Negli ultimi anni un’inflazione di monologhi ci ha quasi saturati. Con eccezioni che si sono discostate dai confini del genere, a volte per la particolarità del personaggio, per la qualità della scrittura o per la vitalità dell’interprete. Fabrizio Saccomanno con Iancu, un paese vuol dire non aggiunge particolari impennate al genere, ma possiede le qualità del moderno raccontastorie, per recuperare un patrimonio popolare inghiottito nel flusso delle stratificazioni della memoria e dalla perdita d’identità. Autore e interprete di Iancu, l’attore pugliese sosta sulla classica sedia, centro della narrazione, vestito di bianco.
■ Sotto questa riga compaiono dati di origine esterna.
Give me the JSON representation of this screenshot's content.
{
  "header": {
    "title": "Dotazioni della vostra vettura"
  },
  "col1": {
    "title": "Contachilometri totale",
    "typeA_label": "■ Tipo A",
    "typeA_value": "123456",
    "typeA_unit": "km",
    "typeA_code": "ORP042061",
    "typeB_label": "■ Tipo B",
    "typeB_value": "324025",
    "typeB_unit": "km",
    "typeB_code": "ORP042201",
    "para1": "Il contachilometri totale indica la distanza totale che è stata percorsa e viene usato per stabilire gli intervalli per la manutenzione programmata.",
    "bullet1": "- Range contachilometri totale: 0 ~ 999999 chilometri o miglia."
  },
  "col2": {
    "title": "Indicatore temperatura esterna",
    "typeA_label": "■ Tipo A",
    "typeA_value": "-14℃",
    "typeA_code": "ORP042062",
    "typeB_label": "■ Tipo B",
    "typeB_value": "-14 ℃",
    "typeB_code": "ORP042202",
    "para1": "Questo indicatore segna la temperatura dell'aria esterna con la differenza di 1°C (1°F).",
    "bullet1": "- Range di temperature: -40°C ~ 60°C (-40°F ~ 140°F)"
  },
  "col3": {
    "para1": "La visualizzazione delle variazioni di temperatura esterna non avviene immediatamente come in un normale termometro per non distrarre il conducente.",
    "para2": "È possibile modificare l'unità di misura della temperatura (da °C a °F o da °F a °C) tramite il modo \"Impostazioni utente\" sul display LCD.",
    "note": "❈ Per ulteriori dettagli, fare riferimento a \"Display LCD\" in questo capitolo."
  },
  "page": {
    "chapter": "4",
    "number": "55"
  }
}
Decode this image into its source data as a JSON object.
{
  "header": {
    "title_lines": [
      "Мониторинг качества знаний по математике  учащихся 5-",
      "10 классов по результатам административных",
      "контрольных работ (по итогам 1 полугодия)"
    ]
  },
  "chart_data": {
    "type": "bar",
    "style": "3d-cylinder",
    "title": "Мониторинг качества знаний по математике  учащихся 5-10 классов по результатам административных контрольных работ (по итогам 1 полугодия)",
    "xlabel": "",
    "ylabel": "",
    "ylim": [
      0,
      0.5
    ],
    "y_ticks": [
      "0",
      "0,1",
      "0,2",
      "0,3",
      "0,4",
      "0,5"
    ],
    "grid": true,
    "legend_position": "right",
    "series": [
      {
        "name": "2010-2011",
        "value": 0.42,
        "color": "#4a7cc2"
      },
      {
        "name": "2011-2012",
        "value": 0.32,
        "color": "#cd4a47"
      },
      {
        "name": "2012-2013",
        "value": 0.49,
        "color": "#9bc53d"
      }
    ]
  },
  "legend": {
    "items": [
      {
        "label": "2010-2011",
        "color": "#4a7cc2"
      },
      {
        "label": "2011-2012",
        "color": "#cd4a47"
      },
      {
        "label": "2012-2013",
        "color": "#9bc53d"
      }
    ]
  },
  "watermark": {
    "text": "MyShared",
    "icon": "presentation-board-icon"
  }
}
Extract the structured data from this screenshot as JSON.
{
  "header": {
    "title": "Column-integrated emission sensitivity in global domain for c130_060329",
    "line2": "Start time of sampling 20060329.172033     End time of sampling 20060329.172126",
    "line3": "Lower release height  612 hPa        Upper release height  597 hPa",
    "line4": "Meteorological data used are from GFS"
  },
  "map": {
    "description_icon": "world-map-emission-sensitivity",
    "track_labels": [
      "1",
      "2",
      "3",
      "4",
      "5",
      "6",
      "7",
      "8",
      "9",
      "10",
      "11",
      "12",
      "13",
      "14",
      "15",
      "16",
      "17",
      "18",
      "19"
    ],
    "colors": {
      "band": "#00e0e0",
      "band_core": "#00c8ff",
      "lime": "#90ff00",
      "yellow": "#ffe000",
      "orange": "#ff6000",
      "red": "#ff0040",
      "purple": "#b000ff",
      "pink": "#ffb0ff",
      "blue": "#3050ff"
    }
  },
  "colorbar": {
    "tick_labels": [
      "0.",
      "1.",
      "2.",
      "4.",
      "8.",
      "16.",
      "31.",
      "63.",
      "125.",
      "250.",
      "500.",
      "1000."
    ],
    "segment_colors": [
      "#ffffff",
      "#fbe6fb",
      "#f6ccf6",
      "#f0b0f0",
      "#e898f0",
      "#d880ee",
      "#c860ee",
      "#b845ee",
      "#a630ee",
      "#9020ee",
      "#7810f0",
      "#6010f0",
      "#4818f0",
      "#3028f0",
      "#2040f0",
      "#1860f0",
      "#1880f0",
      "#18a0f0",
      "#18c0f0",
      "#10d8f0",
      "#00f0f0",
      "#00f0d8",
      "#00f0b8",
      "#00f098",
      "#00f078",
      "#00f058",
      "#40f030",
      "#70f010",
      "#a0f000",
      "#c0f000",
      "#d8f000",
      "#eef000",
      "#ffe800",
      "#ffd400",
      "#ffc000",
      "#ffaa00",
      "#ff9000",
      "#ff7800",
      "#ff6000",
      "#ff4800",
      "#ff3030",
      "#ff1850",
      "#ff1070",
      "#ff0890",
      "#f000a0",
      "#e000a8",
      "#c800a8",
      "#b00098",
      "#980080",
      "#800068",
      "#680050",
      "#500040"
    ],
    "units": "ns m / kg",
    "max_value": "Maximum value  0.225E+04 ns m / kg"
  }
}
Sull’affermazione che «un paese vuol dire non stare soli», racconta una storia del passato dentro la quale gemmano tante altre storie: quelle di un paese del Sud con le sue tragicommedie di varia umanità, attraversato dalla guerra, e, più avanti, da un fatto di cronaca: quella del bandito Graziano Mesina, fuggito dal carcere di Lecce, per il quale inizia una caccia all’uomo che mobiliterà l’intero paese.
S’intrecciano storie e personaggi che scorrono tra l’intonaco bianco, osservate dagli occhi innocenti di un bambino che si affaccia sul mondo dei grandi.
Produzione Cantieri Teatrali Koreja. Al Teatro Era di Pontedera.